RNAcompete-S: Combined RNA sequence/structure preferences for RNA binding proteins derived from a single-step in vitro selection

Highlights

• Developed RNAcompete-S for analyzing RBP RNA sequence and structure preferences.

• Developed SSM format for annotating RNA sequence and structure motifs.

• Identified sequence/structure motifs for ELAVL1, PTBP1, QKI, Vts1p, RBMY, and SRSF1.

• Defined SSM for SLBP that predicts binding to replication dependent histone mRNAs.

Abstract

RNA-binding proteins recognize RNA sequences and structures, but there is currently no systematic and accurate method to derive large (>12 base) motifs de novo that reflect a combination of intrinsic preference to both sequence and structure. To address this absence, we introduce RNAcompete-S, which couples a single-step competitive binding reaction with an excess of random RNA 40-mers to a custom computational pipeline for interrogation of the bound RNA sequences and derivation of SSMs (Sequence and Structure Models). RNAcompete-S confirms that HuR, QKI, and SRSF1 prefer binding sites that are single stranded, and recapitulates known 8–10 bp sequence and structure preferences for Vts1p and RBMY. We also derive an 18-base long SSM for Drosophila SLBP, which to our knowledge has not been previously determined by selections from pure random sequence, and accurately discriminates human replication-dependent histone mRNAs.
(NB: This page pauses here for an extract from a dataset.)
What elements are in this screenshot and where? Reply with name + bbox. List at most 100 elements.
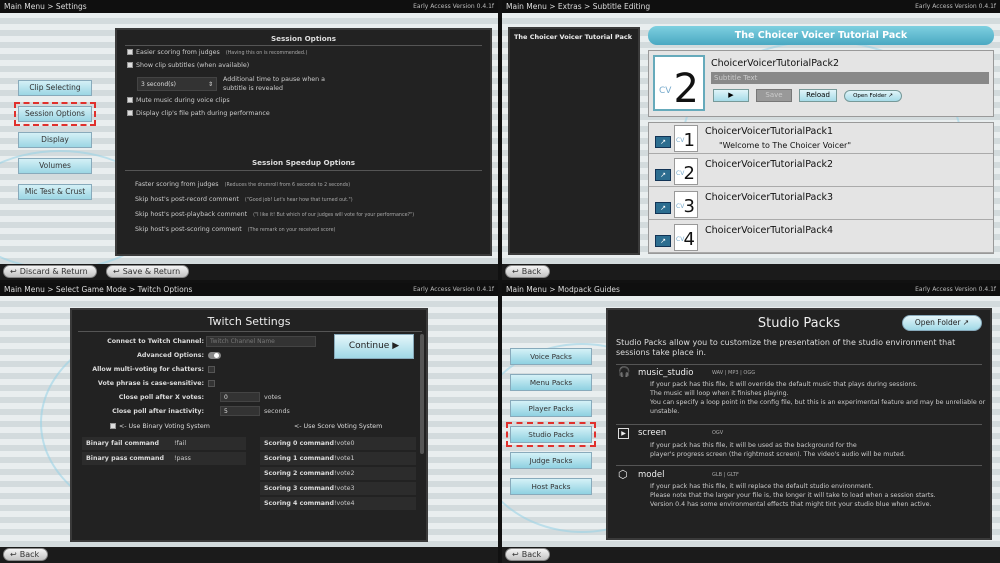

Thus, RNAcompete-S enables accurate identification of large, intrinsic sequence-structure specificities with a uniform assay.

Introduction

RNA-binding proteins (RBPs) are important regulators of gene expression. Through binding to specific recognition sequences in RNA, RBPs control differential RNA processing (alternative splicing, alternative polyadenylation), RNA export and localization, RNA stability, and translation into proteins [1]. Thus, understanding RBP recognition of RNA targets is critical for characterizing their cellular function and physiological role [2], [3].
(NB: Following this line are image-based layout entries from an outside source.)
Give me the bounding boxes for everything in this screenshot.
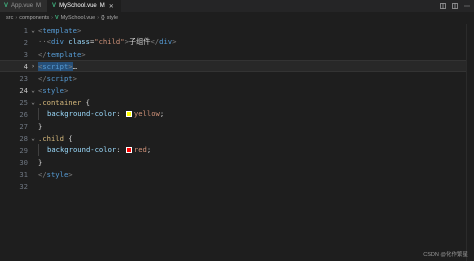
line-number: 23 bbox=[19, 73, 28, 83]
fold-chevron-icon[interactable]: ⌄ bbox=[28, 27, 38, 34]
line-number: 3 bbox=[23, 49, 28, 59]
code-content: .container { bbox=[38, 97, 90, 107]
code-line: 32 bbox=[0, 180, 474, 192]
fold-chevron-icon[interactable]: ⌄ bbox=[28, 135, 38, 142]
breadcrumb-file[interactable]: MySchool.vue bbox=[61, 15, 96, 21]
fold-chevron-right-icon[interactable]: › bbox=[28, 63, 38, 70]
line-number: 28 bbox=[19, 133, 28, 143]
editor-actions bbox=[440, 0, 474, 12]
code-line: 25 ⌄ .container { bbox=[0, 96, 474, 108]
split-editor-icon[interactable] bbox=[452, 3, 458, 9]
code-line: 31 </style> bbox=[0, 168, 474, 180]
chevron-right-icon: › bbox=[15, 14, 18, 21]
line-number: 27 bbox=[19, 121, 28, 131]
breadcrumb-src[interactable]: src bbox=[6, 15, 13, 21]
code-line: 28 ⌄ .child { bbox=[0, 132, 474, 144]
code-editor[interactable]: 1 ⌄ <template> 2 ··<div class="child">子组… bbox=[0, 24, 474, 261]
braces-icon: {} bbox=[101, 14, 105, 21]
line-number: 24 bbox=[19, 85, 28, 95]
code-content: <template> bbox=[38, 25, 82, 35]
line-number: 4 bbox=[23, 61, 28, 71]
code-line: 3 </template> bbox=[0, 48, 474, 60]
chevron-right-icon: › bbox=[51, 14, 53, 21]
code-content: background-color: red; bbox=[38, 144, 151, 156]
code-content: background-color: yellow; bbox=[38, 108, 164, 120]
code-content: </script> bbox=[38, 73, 77, 83]
vue-file-icon: V bbox=[52, 3, 57, 9]
tab-label: MySchool.vue bbox=[59, 3, 97, 9]
watermark: CSDN @化作繁星 bbox=[423, 252, 468, 258]
chevron-right-icon: › bbox=[97, 14, 100, 21]
code-content: </style> bbox=[38, 169, 73, 179]
more-actions-icon[interactable] bbox=[464, 3, 470, 9]
fold-chevron-icon[interactable]: ⌄ bbox=[28, 87, 38, 94]
code-line: 2 ··<div class="child">子组件</div> bbox=[0, 36, 474, 48]
code-content: ··<div class="child">子组件</div> bbox=[38, 37, 177, 46]
breadcrumb-section[interactable]: style bbox=[107, 15, 118, 21]
tab-myschool-vue[interactable]: V MySchool.vue M ✕ bbox=[48, 0, 121, 12]
modified-badge: M bbox=[36, 3, 42, 9]
code-line: 1 ⌄ <template> bbox=[0, 24, 474, 36]
line-number: 32 bbox=[19, 181, 28, 191]
fold-chevron-icon[interactable]: ⌄ bbox=[28, 99, 38, 106]
code-line: 27 } bbox=[0, 120, 474, 132]
code-line: 26 background-color: yellow; bbox=[0, 108, 474, 120]
overview-ruler[interactable] bbox=[466, 24, 474, 261]
code-line: 30 } bbox=[0, 156, 474, 168]
code-content: <style> bbox=[38, 85, 69, 95]
code-content: </template> bbox=[38, 49, 86, 59]
line-number: 1 bbox=[23, 25, 28, 35]
code-content: } bbox=[38, 121, 43, 131]
tab-label: App.vue bbox=[11, 3, 34, 9]
line-number: 25 bbox=[19, 97, 28, 107]
color-swatch-yellow[interactable] bbox=[125, 111, 132, 117]
breadcrumb: src › components › V MySchool.vue › {} s… bbox=[0, 12, 474, 23]
tab-app-vue[interactable]: V App.vue M bbox=[0, 0, 49, 12]
line-number: 29 bbox=[19, 145, 28, 155]
modified-badge: M bbox=[99, 3, 105, 9]
vue-file-icon: V bbox=[55, 14, 59, 21]
code-line: 24 ⌄ <style> bbox=[0, 84, 474, 96]
code-content: .child { bbox=[38, 133, 73, 143]
code-line: 23 </script> bbox=[0, 72, 474, 84]
line-number: 26 bbox=[19, 109, 28, 119]
vue-file-icon: V bbox=[4, 3, 9, 9]
code-content: } bbox=[38, 157, 43, 167]
line-number: 2 bbox=[23, 37, 28, 47]
color-swatch-red[interactable] bbox=[125, 147, 132, 153]
close-icon[interactable]: ✕ bbox=[109, 3, 114, 10]
code-content: <script>… bbox=[38, 61, 77, 71]
compare-icon[interactable] bbox=[440, 3, 446, 9]
code-line-current: 4 › <script>… bbox=[0, 60, 474, 72]
tab-bar: V App.vue M V MySchool.vue M ✕ bbox=[0, 0, 474, 12]
breadcrumb-components[interactable]: components bbox=[19, 15, 49, 21]
line-number: 30 bbox=[19, 157, 28, 167]
code-line: 29 background-color: red; bbox=[0, 144, 474, 156]
line-number: 31 bbox=[19, 169, 28, 179]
RBPs can recognize RNA primary sequences, secondary structures, or a combination of sequence and structure [4], [5], [6], [7], [8]. Current methods, however, have not been robustly or systematically used to identify the full primary sequence and secondary structure determinants of RNA binding. In vivo methods such as RIP, CLIP, PAR-CLIP, and iCLIP can be used to analyze RBP binding to RNA inside cells [9], [10], [11], [12], whereas in vitro selection experiments such as SELEX, SEQRS, and RNA Bind-N-Seq (RBNS) can partially characterize both sequence and structures that are bound in vitro [13], [14]. Challenges for in vivo methods include secondary effects such as cooperation or competition with other cellular factors, and the fact that cellular RNA sequences have biased base composition leading to uneven coverage of sequence and structural features. Most in vitro methods depend on constant primer regions on the RNA sequence to simplify sequencing library preparation, and the impact of this primer sequence on the secondary structure ensemble represented by the pool of RNA may be considerable. Importantly, for both in vivo and in vitro methods, there exists no established computational approach to derive easily interpretable sequence/structure models from the large number of sequences resulting from these experiments. To address these shortcomings, we developed RNAcompete-S.
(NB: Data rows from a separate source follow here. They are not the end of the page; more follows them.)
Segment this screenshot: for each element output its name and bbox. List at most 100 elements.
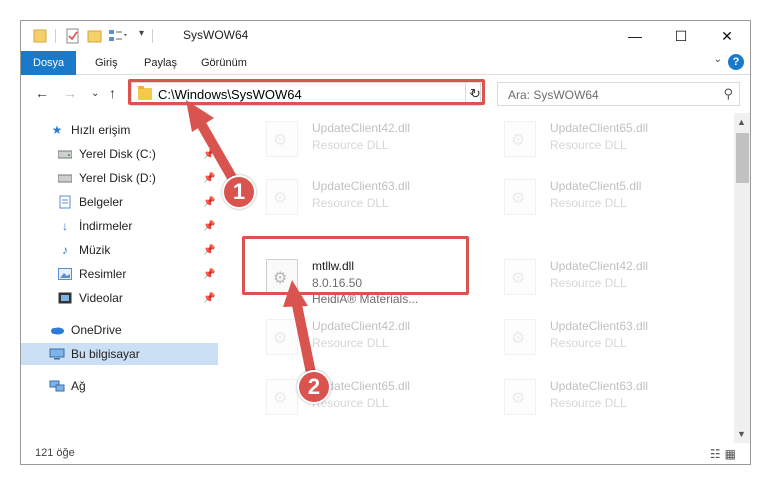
dll-file-icon <box>266 179 298 215</box>
dll-file-icon <box>266 379 298 415</box>
nav-label: Hızlı erişim <box>71 123 131 137</box>
nav-label: Belgeler <box>79 195 124 209</box>
pin-icon[interactable]: 📌 <box>203 269 215 280</box>
nav-item-pictures[interactable]: Resimler 📌 <box>21 263 218 285</box>
ribbon: Dosya Giriş Paylaş Görünüm ⌄ ? <box>21 51 750 75</box>
forward-arrow-icon[interactable]: → <box>63 85 77 101</box>
dll-file-icon <box>504 319 536 355</box>
navigation-pane: ★ Hızlı erişim Yerel Disk (C:) 📌 Yerel D… <box>21 113 218 443</box>
nav-item-drive-c[interactable]: Yerel Disk (C:) 📌 <box>21 143 218 165</box>
tiles-view-icon[interactable]: ▦ <box>725 447 740 461</box>
tab-file[interactable]: Dosya <box>21 51 77 75</box>
nav-label: Yerel Disk (D:) <box>79 171 156 185</box>
file-description: Resource DLL <box>312 196 389 210</box>
file-item[interactable]: UpdateClient42.dll Resource DLL <box>504 259 724 299</box>
nav-label: İndirmeler <box>79 219 133 233</box>
vertical-scrollbar[interactable]: ▲ ▼ <box>734 113 750 443</box>
music-icon: ♪ <box>62 243 68 257</box>
nav-item-documents[interactable]: Belgeler 📌 <box>21 191 218 213</box>
status-bar: 121 öğe ☷▦ <box>21 443 750 464</box>
scrollbar-thumb[interactable] <box>736 133 749 183</box>
divider <box>55 29 56 43</box>
pin-icon[interactable]: 📌 <box>203 197 215 208</box>
pin-icon[interactable]: 📌 <box>203 245 215 256</box>
nav-onedrive[interactable]: OneDrive <box>21 319 218 341</box>
dll-file-icon <box>266 121 298 157</box>
file-description: Resource DLL <box>312 336 389 350</box>
customize-toolbar-icon[interactable]: ▾ <box>139 28 144 44</box>
tab-share[interactable]: Paylaş <box>144 51 177 75</box>
file-item[interactable]: UpdateClient42.dll Resource DLL <box>266 319 486 359</box>
file-company: HeidiA® Materials... <box>312 292 419 306</box>
file-name: UpdateClient42.dll <box>550 259 649 273</box>
divider <box>152 29 153 43</box>
folder-icon <box>138 86 152 100</box>
nav-item-downloads[interactable]: ↓ İndirmeler 📌 <box>21 215 218 237</box>
drive-icon <box>57 147 73 161</box>
folder-icon <box>33 28 49 44</box>
nav-label: Bu bilgisayar <box>71 347 140 361</box>
dll-file-icon <box>504 379 536 415</box>
up-arrow-icon[interactable]: ↑ <box>109 85 116 101</box>
file-description: Resource DLL <box>550 276 627 290</box>
dll-file-icon <box>504 121 536 157</box>
documents-icon <box>57 195 73 209</box>
close-button[interactable]: ✕ <box>704 21 750 51</box>
tab-home[interactable]: Giriş <box>95 51 118 75</box>
tab-view[interactable]: Görünüm <box>201 51 247 75</box>
minimize-button[interactable]: — <box>612 21 658 51</box>
pin-icon[interactable]: 📌 <box>203 293 215 304</box>
file-item[interactable]: UpdateClient65.dll Resource DLL <box>266 379 486 419</box>
dll-file-icon <box>266 319 298 355</box>
file-name: UpdateClient65.dll <box>312 379 411 393</box>
pin-icon[interactable]: 📌 <box>203 221 215 232</box>
nav-label: Resimler <box>79 267 127 281</box>
search-icon[interactable]: ⚲ <box>723 86 733 102</box>
window-title: SysWOW64 <box>183 28 249 42</box>
scroll-down-icon[interactable]: ▼ <box>737 429 746 439</box>
expand-ribbon-icon[interactable]: ⌄ <box>714 54 722 65</box>
view-options-icon[interactable] <box>108 28 130 44</box>
file-description: Resource DLL <box>550 196 627 210</box>
properties-icon[interactable] <box>65 28 81 44</box>
file-item[interactable]: UpdateClient42.dll Resource DLL <box>266 121 486 161</box>
scroll-up-icon[interactable]: ▲ <box>737 117 746 127</box>
details-view-icon[interactable]: ☷ <box>710 447 725 461</box>
nav-network[interactable]: Ağ <box>21 375 218 397</box>
file-description: Resource DLL <box>550 336 627 350</box>
recent-locations-icon[interactable]: ⌄ <box>91 88 99 99</box>
address-bar[interactable]: C:\Windows\SysWOW64 ⌄ <box>131 82 481 106</box>
search-input[interactable]: Ara: SysWOW64 ⚲ <box>497 82 740 106</box>
file-item[interactable]: UpdateClient63.dll Resource DLL <box>504 379 724 419</box>
computer-icon <box>49 347 65 361</box>
nav-label: Müzik <box>79 243 111 257</box>
file-item-mtllw-dll[interactable]: mtllw.dll 8.0.16.50 HeidiA® Materials... <box>266 259 486 306</box>
nav-label: Yerel Disk (C:) <box>79 147 156 161</box>
videos-icon <box>57 291 73 305</box>
nav-this-pc[interactable]: Bu bilgisayar <box>21 343 218 365</box>
cloud-icon <box>49 323 65 337</box>
file-name: UpdateClient42.dll <box>312 319 411 333</box>
file-version: 8.0.16.50 <box>312 276 363 290</box>
file-item[interactable]: UpdateClient63.dll Resource DLL <box>266 179 486 219</box>
refresh-button[interactable]: ↻ <box>465 82 485 106</box>
navigation-bar: ← → ⌄ ↑ C:\Windows\SysWOW64 ⌄ ↻ Ara: Sys… <box>21 76 750 111</box>
nav-item-videos[interactable]: Videolar 📌 <box>21 287 218 309</box>
file-item[interactable]: UpdateClient65.dll Resource DLL <box>504 121 724 161</box>
new-folder-icon[interactable] <box>87 28 103 44</box>
address-path[interactable]: C:\Windows\SysWOW64 <box>158 87 302 102</box>
file-item[interactable]: UpdateClient5.dll Resource DLL <box>504 179 724 219</box>
drive-icon <box>57 171 73 185</box>
pin-icon[interactable]: 📌 <box>203 149 215 160</box>
nav-quick-access[interactable]: ★ Hızlı erişim <box>21 119 218 141</box>
pin-icon[interactable]: 📌 <box>203 173 215 184</box>
nav-item-drive-d[interactable]: Yerel Disk (D:) 📌 <box>21 167 218 189</box>
file-item[interactable]: UpdateClient63.dll Resource DLL <box>504 319 724 359</box>
file-list: UpdateClient42.dll Resource DLL UpdateCl… <box>218 113 733 443</box>
help-icon[interactable]: ? <box>728 54 744 70</box>
file-name: UpdateClient63.dll <box>550 379 649 393</box>
back-arrow-icon[interactable]: ← <box>35 85 49 101</box>
file-name: mtllw.dll <box>312 259 355 273</box>
maximize-button[interactable]: ☐ <box>658 21 704 51</box>
nav-item-music[interactable]: ♪ Müzik 📌 <box>21 239 218 261</box>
RNAcompete-S uses a single-step competitive binding assay to determine the in vitro sequence specificity of RBPs from random RNA sequences using a high-throughput sequencing readout. RNAcompete-S is a modified version of RNAcompete, which has been applied successfully to hundreds of RNA-binding proteins [15], [16], [17]. In contrast to the microarray-programmed pool of ∼244,000 ∼30–40 nt RNAs used in RNAcompete, which has a limited representation of secondary structures, RNAcompete-S uses a random-sequence RNA pool that facilitates systematic queries of diverse RNA primary sequences and secondary structures. Unlike other in vitro approaches [13], [14], the RNAcompete-S RNAs have no common priming sequences. Another key feature is that the RNAcompete-S data analysis pipeline produces combined Sequence/Structure Models (SSMs) suitable for genome scanning. We show that the RNAcompete-S system detects known RNA sequence and structure specificities of a panel of RBPs, encompassing several proteins with diverse RNA primary and secondary structure preferences. In a striking example, RNAcompete-S detects the large sequence-structure motif recognized by SLBP de novo. RNAcompete-S thus represents a new uniform assay for characterizing diverse RNA binding specificities.